Who should visit the house of mourning? (Nichum Aveilim)
One cannot overestimate the importance of these visits, even when the mourner is not known personally by the visitor. The individuals sitting shivah are members of our Congregation and need our encouragement and support during their time of heartache and pain. When you conclude your visit, Jewish tradition offers a phrase to be spoken to each mourner: “May God comfort you together with all the other mourners of Zion and Jerusalem.” The original Hebrew is:
Ha-Makom y’nakhem etkhem b’tokh sh’ar avelei Tziyon Virushalayim. The phrase reaffirms the connection of each Jew to Klal Yisrael, all the people of Israel, as it extends a hand of comfort to the mourner.
MINYAN and KADDISH
Daily services with a minyan are held during the Shivah period in the house of the mourner so that the mourner may recite Kaddish, demonstrating respect and honor for the deceased. Mourners should not act as hosts during Shiva. This is the time for the community to comfort them. For members of the Congregation it is a privilege and obligation to be part of the minyan in the house of mourning. Our community is strengthened by each of us participating in these minyanim to the fullest extent possible so that the mourner is assured of the opportunity to recite kaddish during shivah.
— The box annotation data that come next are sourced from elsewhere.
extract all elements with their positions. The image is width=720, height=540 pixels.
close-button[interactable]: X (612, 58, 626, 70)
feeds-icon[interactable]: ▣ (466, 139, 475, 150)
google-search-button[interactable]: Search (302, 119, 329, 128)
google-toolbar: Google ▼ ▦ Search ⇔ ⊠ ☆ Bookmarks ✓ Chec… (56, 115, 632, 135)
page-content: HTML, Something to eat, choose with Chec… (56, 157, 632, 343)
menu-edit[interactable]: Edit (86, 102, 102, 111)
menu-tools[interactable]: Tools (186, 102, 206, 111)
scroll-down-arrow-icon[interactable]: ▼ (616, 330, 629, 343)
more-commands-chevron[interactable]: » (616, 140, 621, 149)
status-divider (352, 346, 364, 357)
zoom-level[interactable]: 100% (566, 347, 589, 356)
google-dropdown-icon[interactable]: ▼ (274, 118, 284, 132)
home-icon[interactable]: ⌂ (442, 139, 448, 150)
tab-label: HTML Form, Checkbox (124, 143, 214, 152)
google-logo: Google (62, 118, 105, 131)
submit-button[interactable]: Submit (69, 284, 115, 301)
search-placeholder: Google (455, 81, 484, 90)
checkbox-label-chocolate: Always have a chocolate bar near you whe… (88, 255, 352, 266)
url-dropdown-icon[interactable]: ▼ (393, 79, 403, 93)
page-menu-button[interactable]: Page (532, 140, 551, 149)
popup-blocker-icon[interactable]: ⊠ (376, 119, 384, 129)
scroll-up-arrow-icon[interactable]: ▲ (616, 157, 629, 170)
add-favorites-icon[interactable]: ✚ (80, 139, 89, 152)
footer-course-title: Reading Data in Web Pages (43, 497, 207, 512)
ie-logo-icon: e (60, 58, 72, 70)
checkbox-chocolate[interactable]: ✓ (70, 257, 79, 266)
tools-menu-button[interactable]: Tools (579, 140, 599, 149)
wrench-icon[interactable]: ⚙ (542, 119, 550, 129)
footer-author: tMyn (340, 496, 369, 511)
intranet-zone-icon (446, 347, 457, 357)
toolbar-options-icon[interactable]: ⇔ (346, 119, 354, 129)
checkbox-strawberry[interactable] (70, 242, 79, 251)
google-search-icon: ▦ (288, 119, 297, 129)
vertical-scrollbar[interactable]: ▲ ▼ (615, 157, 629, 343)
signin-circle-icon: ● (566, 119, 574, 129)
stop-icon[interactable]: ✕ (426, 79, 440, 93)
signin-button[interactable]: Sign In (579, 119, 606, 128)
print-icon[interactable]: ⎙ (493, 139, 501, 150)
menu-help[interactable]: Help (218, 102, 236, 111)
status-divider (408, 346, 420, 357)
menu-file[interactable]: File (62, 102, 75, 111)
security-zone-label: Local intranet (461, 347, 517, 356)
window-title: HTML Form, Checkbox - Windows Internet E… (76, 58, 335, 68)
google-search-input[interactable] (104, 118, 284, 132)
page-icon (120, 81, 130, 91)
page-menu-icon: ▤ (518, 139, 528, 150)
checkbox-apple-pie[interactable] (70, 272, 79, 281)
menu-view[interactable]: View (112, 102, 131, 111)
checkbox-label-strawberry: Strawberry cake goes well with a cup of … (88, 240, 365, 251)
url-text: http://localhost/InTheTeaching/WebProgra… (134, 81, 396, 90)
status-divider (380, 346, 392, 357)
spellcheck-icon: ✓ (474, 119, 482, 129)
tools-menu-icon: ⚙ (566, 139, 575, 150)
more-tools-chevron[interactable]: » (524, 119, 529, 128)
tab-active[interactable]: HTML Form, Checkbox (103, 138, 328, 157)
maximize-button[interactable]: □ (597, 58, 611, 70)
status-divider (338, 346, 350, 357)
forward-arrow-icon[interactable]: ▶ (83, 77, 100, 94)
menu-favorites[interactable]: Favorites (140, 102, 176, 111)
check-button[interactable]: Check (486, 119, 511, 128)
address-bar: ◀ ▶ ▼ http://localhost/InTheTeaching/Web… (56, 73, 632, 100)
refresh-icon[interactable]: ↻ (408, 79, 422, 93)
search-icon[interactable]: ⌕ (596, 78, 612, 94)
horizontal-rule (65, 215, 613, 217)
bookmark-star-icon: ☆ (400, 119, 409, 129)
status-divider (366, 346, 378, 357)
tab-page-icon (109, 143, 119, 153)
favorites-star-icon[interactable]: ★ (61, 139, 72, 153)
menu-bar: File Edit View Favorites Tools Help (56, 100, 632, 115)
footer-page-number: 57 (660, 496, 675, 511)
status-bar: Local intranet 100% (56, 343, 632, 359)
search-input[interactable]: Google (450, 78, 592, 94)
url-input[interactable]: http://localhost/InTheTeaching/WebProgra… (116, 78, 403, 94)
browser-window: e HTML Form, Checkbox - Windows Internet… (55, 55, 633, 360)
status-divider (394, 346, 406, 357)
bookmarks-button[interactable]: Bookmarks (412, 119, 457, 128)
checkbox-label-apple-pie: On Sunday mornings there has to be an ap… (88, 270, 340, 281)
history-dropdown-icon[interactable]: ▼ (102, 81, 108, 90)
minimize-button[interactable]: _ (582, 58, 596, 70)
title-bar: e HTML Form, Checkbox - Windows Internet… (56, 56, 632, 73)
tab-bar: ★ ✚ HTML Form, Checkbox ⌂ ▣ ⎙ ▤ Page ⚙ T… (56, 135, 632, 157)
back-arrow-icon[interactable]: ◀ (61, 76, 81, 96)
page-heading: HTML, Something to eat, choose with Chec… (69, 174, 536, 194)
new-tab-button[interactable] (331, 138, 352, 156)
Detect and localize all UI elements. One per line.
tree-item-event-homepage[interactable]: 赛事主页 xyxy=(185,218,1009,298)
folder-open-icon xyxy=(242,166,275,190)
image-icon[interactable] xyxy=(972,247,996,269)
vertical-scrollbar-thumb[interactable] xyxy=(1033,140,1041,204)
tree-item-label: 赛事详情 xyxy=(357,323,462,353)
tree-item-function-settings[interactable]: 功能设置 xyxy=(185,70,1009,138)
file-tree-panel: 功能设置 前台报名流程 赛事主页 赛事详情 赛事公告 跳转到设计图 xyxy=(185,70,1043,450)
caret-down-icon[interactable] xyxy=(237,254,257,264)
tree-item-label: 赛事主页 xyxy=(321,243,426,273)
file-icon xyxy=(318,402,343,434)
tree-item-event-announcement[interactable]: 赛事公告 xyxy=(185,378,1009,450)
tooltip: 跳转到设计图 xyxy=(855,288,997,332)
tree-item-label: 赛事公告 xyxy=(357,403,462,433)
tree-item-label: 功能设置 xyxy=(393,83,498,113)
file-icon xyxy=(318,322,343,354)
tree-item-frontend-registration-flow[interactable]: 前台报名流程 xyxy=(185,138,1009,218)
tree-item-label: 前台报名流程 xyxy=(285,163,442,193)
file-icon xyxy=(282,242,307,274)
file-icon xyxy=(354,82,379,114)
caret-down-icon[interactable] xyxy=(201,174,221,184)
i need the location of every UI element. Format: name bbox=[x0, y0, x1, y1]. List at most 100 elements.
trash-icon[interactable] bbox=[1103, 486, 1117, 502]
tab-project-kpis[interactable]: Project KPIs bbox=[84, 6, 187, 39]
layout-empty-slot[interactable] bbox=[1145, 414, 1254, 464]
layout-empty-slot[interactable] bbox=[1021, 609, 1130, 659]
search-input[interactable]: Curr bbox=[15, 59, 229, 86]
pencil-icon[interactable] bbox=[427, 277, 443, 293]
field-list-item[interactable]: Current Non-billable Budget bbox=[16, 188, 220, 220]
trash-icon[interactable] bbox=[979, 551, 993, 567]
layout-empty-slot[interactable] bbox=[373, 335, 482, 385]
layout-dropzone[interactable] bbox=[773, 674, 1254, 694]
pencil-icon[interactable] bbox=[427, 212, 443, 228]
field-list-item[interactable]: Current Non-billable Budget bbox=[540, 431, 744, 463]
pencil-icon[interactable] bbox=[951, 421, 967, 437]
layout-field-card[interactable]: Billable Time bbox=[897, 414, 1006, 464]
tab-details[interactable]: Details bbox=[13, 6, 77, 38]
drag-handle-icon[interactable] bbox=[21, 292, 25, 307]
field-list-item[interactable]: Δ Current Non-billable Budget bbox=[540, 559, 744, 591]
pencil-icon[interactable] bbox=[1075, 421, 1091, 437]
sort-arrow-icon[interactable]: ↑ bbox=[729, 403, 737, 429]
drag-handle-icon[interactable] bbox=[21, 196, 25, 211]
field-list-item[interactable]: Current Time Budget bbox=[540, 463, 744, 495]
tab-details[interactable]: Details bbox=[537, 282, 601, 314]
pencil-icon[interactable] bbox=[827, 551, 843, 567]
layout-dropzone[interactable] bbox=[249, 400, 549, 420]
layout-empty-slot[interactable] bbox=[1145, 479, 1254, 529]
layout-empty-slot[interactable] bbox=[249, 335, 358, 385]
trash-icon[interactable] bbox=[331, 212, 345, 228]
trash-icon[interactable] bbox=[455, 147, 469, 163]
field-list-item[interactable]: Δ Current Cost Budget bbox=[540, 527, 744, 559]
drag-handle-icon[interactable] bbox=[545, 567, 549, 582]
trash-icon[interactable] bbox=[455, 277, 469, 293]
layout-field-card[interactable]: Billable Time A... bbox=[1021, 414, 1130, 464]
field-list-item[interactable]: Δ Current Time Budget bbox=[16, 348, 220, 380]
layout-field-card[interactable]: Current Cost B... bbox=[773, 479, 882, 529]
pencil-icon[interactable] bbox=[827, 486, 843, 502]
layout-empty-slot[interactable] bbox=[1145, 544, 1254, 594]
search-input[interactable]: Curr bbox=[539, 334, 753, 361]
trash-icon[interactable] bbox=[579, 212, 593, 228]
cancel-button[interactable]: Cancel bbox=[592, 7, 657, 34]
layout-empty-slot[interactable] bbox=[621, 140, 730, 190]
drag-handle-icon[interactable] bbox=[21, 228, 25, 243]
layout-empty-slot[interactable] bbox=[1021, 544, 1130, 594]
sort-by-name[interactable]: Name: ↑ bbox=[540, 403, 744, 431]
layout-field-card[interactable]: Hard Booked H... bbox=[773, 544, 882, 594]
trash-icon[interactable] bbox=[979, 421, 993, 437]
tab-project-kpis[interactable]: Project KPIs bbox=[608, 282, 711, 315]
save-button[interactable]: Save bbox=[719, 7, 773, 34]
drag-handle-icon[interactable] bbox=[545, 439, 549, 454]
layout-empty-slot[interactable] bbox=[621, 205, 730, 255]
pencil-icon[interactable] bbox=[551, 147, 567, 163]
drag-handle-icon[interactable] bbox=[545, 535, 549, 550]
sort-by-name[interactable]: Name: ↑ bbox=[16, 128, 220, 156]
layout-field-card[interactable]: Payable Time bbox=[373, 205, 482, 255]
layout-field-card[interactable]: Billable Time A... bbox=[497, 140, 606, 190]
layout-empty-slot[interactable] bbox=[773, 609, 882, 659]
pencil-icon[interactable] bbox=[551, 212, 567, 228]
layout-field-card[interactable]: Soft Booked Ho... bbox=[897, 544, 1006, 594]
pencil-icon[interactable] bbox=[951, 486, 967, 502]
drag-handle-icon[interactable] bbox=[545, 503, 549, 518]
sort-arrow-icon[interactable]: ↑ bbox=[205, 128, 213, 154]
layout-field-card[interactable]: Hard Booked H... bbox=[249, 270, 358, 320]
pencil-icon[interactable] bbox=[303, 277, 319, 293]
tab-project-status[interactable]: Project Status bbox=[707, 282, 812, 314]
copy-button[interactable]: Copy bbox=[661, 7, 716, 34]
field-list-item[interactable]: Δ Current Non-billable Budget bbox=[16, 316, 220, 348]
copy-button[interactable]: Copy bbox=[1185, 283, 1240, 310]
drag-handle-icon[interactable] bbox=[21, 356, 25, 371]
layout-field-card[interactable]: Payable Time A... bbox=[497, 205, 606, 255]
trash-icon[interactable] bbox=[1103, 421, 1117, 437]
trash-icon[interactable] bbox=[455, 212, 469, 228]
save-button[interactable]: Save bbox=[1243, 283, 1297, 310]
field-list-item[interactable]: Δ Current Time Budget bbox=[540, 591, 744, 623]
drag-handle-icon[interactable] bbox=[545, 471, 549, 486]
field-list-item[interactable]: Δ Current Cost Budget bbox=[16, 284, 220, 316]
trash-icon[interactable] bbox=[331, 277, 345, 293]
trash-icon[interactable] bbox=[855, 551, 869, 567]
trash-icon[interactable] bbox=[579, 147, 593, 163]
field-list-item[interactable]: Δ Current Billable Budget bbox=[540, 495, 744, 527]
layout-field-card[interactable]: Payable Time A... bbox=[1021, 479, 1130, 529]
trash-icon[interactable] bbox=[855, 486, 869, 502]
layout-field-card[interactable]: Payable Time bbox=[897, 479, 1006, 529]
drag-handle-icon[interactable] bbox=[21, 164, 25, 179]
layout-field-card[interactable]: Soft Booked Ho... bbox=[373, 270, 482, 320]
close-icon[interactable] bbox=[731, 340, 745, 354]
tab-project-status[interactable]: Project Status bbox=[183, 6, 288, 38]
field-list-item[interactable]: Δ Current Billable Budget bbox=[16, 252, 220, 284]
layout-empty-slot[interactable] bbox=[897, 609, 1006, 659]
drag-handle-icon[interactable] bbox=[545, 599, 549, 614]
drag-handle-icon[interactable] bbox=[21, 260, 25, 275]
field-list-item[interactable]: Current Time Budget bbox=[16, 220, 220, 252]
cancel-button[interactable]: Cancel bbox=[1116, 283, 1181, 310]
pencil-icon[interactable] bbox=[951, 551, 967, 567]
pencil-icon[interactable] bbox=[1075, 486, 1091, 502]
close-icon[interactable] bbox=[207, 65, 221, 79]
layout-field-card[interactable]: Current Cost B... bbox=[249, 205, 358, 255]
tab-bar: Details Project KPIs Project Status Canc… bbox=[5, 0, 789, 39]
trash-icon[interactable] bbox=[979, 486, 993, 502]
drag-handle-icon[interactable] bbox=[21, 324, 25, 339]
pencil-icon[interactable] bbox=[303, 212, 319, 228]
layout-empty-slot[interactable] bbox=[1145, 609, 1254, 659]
Recitation of Kaddish continues after Shivah concludes. For a parent, kaddish is recited for 11 months; for other relatives, for one month.
Tzedakah is one of the traditional ways a Jew can give a meaningful, enduring tribute to the memory of the deceased. Making a contribution in the deceased name to the synagogue or to an organization, school, hospital, or other charity, especially one in which the deceased had an interest, is a sign of respect and praise and is an effective, positive way to keep his or her memory alive.
Plaza Jewish Community Chapel
630 Amsterdam Avenue (at 91st Street), NYC
Tel: 212-769-4400; 800-227-3974
Riverside Memorial Chapel
180 West 76th Street (at Amsterdam Avenue), NYC
Tel: 212-362-6600; 800-448-1939; 800-262-6609
You will need to initially contact the funeral chapel by phone to make arrangements for bringing the deceased to the chapel. It is important to find out the possible funeral times and to clear a time with the Rabbi. Please refer to the above section “ARON ” as a guide for the purchase of the coffin.
When you go to the funeral home to make arrangements, you will need the following information:
Complete payment for the funeral is expected upon completion of the funeral arrangements. You can pay by personal check. A portion can usually be paid by credit card, after discussion with the chapel.
You will be asked, by the chapel, how many death certificates they should order for you. Keep in mind that quite a few will be needed as they must be presented for every legal transaction, i.e. probate of will, bank accounts, stock and bond accounts, insurance, etc.
There are many individual issues and special concerns that have not been touched upon in this guide. We urge you to discuss these matters with the Rabbi.
The Hevra Kadisha is a cornerstone of Jewish life and community. We welcome you to join the Hevra Kadisha and to participate in any (or all) of the four services provided, as described in this guide.
May we all be blessed with happiness in our homes, to do honor to our friends and community, and to share good health for many years to come.